リオ貧民街からパリ一流シェフに=ルーヴル美術館レストランに抜擢

アレサンドラ・モンターニュ・シェフと彼女が手がける料理(12日付オ・グローボ・サイトの記事の一部)
アレサンドラ・モンターニュ・シェフと彼女が手がける料理(12日付オ・グローボ・サイトの記事の一部)

 カリオッカ(リオ出身)のアレサンドラ・モンターニュさん(46)は、フランスのパリで活躍する実力派シェフだ。パリのマレ地区にある「Tempero」「Nosso」という2軒のレストランのシェフ兼オーナーで、ブラジリアン風味を加えたユニークな料理と才能が高く評価され、フランス3局のテレビ番組「Le goût des rencontres culinaires(料理との出会いの楽しみ)」の司会者にも抜擢された。
 彼女は世界的天才シェフと称えられるアラン・デュカス氏から最近直々にオファーを受け、ルーヴル美術館内レストランの刷新プロジェクト「デュカス・エクスペリエンス」のメンバーに選ばれた。リオ貧民街で生まれた彼女のサクセスストーリーを、10日付オ・グローボなど(1)(2)が紹介している。
 アレサンドラさんはリオ市の貧民街ヴィジガルで生まれ、すぐに母親から祖父母に引きとられ、ミナス・ジェライス州内陸部のポテ市で育てられた。「質素な生活だったわ。祖父母は『母は死んだ』と言っていたけど、私が11歳の時に急に母が玄関先に現れたの。怖くて、恥ずかしくて、茂みに隠れてしまった」と振り返る。
 「私は言うことを聞かない野蛮人とみなされ、寄宿学校に入れられた。そこで縮毛であることを理由にいじめられた」。ポテ市に戻った後16歳で妊娠、結婚を強要された。「私は道徳的、感情的、財産的、性的な暴力の被害者だった。私は息子のアンドレを決して見捨てないと誓った」と壮絶な過去を語った。
 母親とスイス人の継父が住む仏パリに行くために、彼女はコシーニャ(ブラジル風チキンコロッケ)を作って売りお金を貯めた。
 「初めてエッフェル塔を見たとき、私はここで人生をやり直すんだと思った」と振り返る。ゼロスタートした彼女だが、ゼ・キッチンのウィリアム・ルドゥイユ氏、ヤム・チャのアデリーヌ・ガタール氏、最年少でミシュラン三つ星を獲得したアラン・デュカス氏といったスターシェフたちに可愛がられ、キッチンで全てを学んだ。
 デュカス氏は「アレサンドラがいてくれて本当に幸運だ。彼女は素晴らしいシェフで、愛情をもって料理する方法を教えてくれる女性だ」と絶賛。

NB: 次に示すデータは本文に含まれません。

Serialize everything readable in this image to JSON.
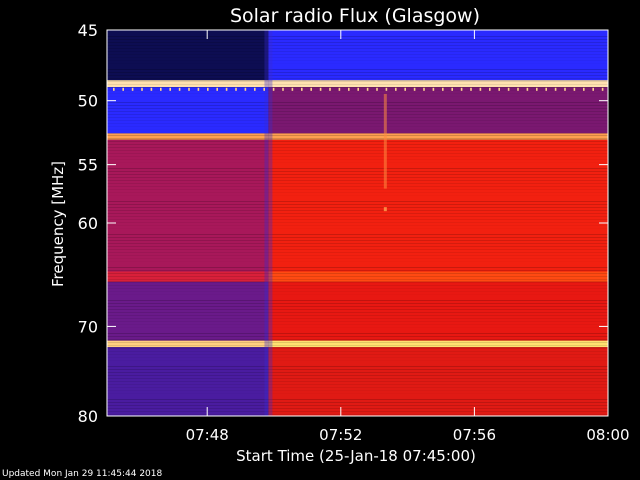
{
  "chart_data": {
    "type": "heatmap",
    "title": "Solar radio Flux (Glasgow)",
    "xlabel": "Start Time (25-Jan-18 07:45:00)",
    "ylabel": "Frequency [MHz]",
    "x_ticks": [
      "07:48",
      "07:52",
      "07:56",
      "08:00"
    ],
    "y_ticks": [
      45,
      50,
      55,
      60,
      70,
      80
    ],
    "ylim": [
      45,
      80
    ],
    "xlim": [
      "07:45:00",
      "08:00:00"
    ],
    "y_scale": "log",
    "colormap": [
      "#0a0a3c",
      "#2020ff",
      "#8a1a8a",
      "#e01010",
      "#ff3a10",
      "#ff8c20",
      "#ffe680"
    ],
    "time_columns": {
      "step_change_time": "07:49:50",
      "burst_time": "07:53:20"
    },
    "bands": [
      {
        "f_low": 45.0,
        "f_high": 48.5,
        "before": "#0d0d52",
        "after": "#2a2aff"
      },
      {
        "f_low": 48.5,
        "f_high": 49.0,
        "before": "#ffe0b0",
        "after": "#ffe0b0"
      },
      {
        "f_low": 49.0,
        "f_high": 52.5,
        "before": "#2a2aff",
        "after": "#7a1870"
      },
      {
        "f_low": 52.5,
        "f_high": 53.0,
        "before": "#ffa050",
        "after": "#ffa050"
      },
      {
        "f_low": 53.0,
        "f_high": 64.5,
        "before": "#a8185a",
        "after": "#f22010"
      },
      {
        "f_low": 64.5,
        "f_high": 65.5,
        "before": "#d8203a",
        "after": "#ff4a12"
      },
      {
        "f_low": 65.5,
        "f_high": 71.5,
        "before": "#6a1a8a",
        "after": "#e81812"
      },
      {
        "f_low": 71.5,
        "f_high": 72.2,
        "before": "#ffd080",
        "after": "#ffe070"
      },
      {
        "f_low": 72.2,
        "f_high": 80.0,
        "before": "#4a1ca0",
        "after": "#e01a14"
      }
    ]
  },
  "footer": {
    "updated": "Updated Mon Jan 29 11:45:44 2018"
  }
}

 食を通して教育や健康を推進するNGO団体「ガストロモチーヴァ」のダヴィジ・ヘルツ氏は「アレサンドラの物語は、料理が人生に革命を起こす可能性を証明するものだ」とコメントしている。
 300人収容予定のこの新レストランは、パリ五輪後、美術館内のピラミッドの前にオープン予定だ。一般に、美術館のレストランは高くてまずいという評判がある。そのため、いかにリーズナブルな価格で質の高い料理を提供できるかが課題だ。アレサンドラさんは環境に配慮し、地元の生産者と協力して、料理においても持続可能な実践を取り入れたいと話している。
 店名やメニューはまだ明らかにされていない。だがブラジル風の装飾、建築、食器、メニューなど準備はすでに整っている。彼女は「より親しみやすい、ビストロスタイルのキッチンになるでしょう。来場者には壮大な芸術作品を見て心が満たされ、同時に美味しいものを食べてお腹も満足して帰ってもらいたい」と語った。